03 Sep Lorraine C. Ladish: Interview with a Midlife Reinvention Maven
When I first met Lorraine C. Ladish, over ten years ago, she was on food stamps, and trying to crawl her way back from bankruptcy, divorce, and depression. The end of her marriage had coincided with the 2008 recession, and the print publications she wrote for had close down or run out of funds.
She found herself in a small rented apartment with her two little girls, then 4 and 7 years old, no money, lots of debt, and no work. She was forced to sell her family’s heirlooms, her clothes, and even her wedding band to pay the rent, while looking for freelance writing jobs.
I had no idea this was going on when Lorraine was referred to me by a colleague and I hired her as a translator, writer and blogger for BabyCenter, where I was Editorial Director of the Americas at the time. It was one of her first steady freelance gigs post-recession, but it wouldn’t be her last.
With determination, hard work, and talent, Lorraine moved her freelance business from print to online, and found her path to success. She discovered that her bubbly personality, her generosity in sharing her knowledge, and her willingness to be vulnerable and show up as her authentic self were perfectly suited for connecting with her audience in social media and blogs. As she often says, she found her tribe.
Today Lorraine, at 57 years old, is married to the love of her life and has formed a happy blended family. She has also become a social media powerhouse and a top Latina influencer. She is gaining more accolades every year, including being featured in Oprah’s magazine as a Top Influencer over 50. Whereas once she considered me her mentor, I now consider her an inspiration, not just for me, but for many women of any age who want to live their best life.
I recently talked to Lorraine about her journey, and I hope our conversation will uplift your day, as it did mine.
Isidra: I’ve heard you say often that the reason for your success is that you have transformed your flaws into your greatest assets. Can you tell me what you mean by that?
Lorraine: One of my biggest flaws is that I have an extremely obsessive and addictive personality. I realized that when I was around 17, and I developed a severe eating disorder that lasted twenty years. As I battled this challenge, along with anxiety and clinical depression, I realized I could get obsessed with and hooked on anything, so why not get obsessed with and hooked on something positive? I learned to redirect my addictive and compulsive personality to practicing sports and to writing— first, more than a dozen books and hundreds of print media articles, and later building a digital publication, VivaFifty, from the ground up. To other people, I come across as prolific and disciplined. That is the asset they see. I know the truth behind that and I’m ok with it because I get the results I want.
Isidra: What helped you the most as you tried to overcome your eating disorder and mental health issues? And how do you keep strong today?

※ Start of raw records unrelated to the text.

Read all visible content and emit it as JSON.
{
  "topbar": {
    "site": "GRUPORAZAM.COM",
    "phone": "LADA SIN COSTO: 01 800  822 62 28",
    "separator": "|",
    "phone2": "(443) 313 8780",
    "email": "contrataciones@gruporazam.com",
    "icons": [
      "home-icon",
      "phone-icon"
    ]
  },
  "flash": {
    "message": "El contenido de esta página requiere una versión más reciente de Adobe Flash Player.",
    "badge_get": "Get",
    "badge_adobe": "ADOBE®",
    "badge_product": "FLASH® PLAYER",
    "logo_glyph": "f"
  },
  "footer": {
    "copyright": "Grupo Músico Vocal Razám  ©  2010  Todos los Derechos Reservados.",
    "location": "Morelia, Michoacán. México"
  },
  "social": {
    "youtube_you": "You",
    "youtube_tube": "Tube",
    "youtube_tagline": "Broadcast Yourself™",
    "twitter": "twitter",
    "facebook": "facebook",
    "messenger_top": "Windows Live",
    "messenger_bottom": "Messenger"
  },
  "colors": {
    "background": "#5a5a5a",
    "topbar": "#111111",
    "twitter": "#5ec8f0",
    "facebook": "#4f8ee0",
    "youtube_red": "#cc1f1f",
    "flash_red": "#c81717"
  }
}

Lorraine: Perseverance. I never gave up. That’s all, really. I tried everything, from different sorts of traditional medication to alternative medicine, therapy … you name it. The beginning of my true recovery came when I became a mother at 37. For many, motherhood is a trigger for eating disorders and depression, I am well aware of that. But for me, being a mother provided a greater appreciation for my body and for myself as a human being. Thanks to that, I have another twenty years of recovery under my belt.
I’m still human and of course I have my bad days, just like everyone else. However, I don’t stay in a negative rut for long. I practice yoga, meditation and/or some form of bodywork daily. And I take medication for mental health. Fifteen years ago, a doctor finally hit on a combination that works for me. It changed my life.

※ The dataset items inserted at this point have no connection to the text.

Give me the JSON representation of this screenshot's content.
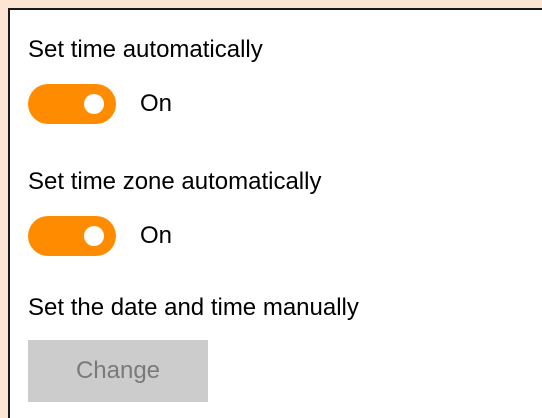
{
  "settings": {
    "set_time_auto": {
      "label": "Set time automatically",
      "state": "On",
      "enabled": true
    },
    "set_timezone_auto": {
      "label": "Set time zone automatically",
      "state": "On",
      "enabled": true
    },
    "manual": {
      "label": "Set the date and time manually",
      "button_label": "Change",
      "button_disabled": true
    }
  },
  "colors": {
    "background": "#fce6d3",
    "panel": "#ffffff",
    "toggle_on": "#ff8c00",
    "button_disabled_bg": "#cccccc",
    "button_disabled_text": "#7a7a7a"
  }
}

Isidra: In 2008 you were recently divorced, bankrupt, and on welfare. How did you turn your life around?
Lorraine: With the help of family and friends and the knowledge that I had to feed my daughters, then 4 and 7, and be a good role model for them. I had always been a freelancer by choice. As print media dwindled, I realized I didn’t have to change careers or continue trying to get a menial job which I wasn’t even qualified for. I had to take my writing and communicating career online. I was 46 then, and at 57 I’m still making a living full-time, and a good one at that, by creating content for the Internet, both on my websites and on social media.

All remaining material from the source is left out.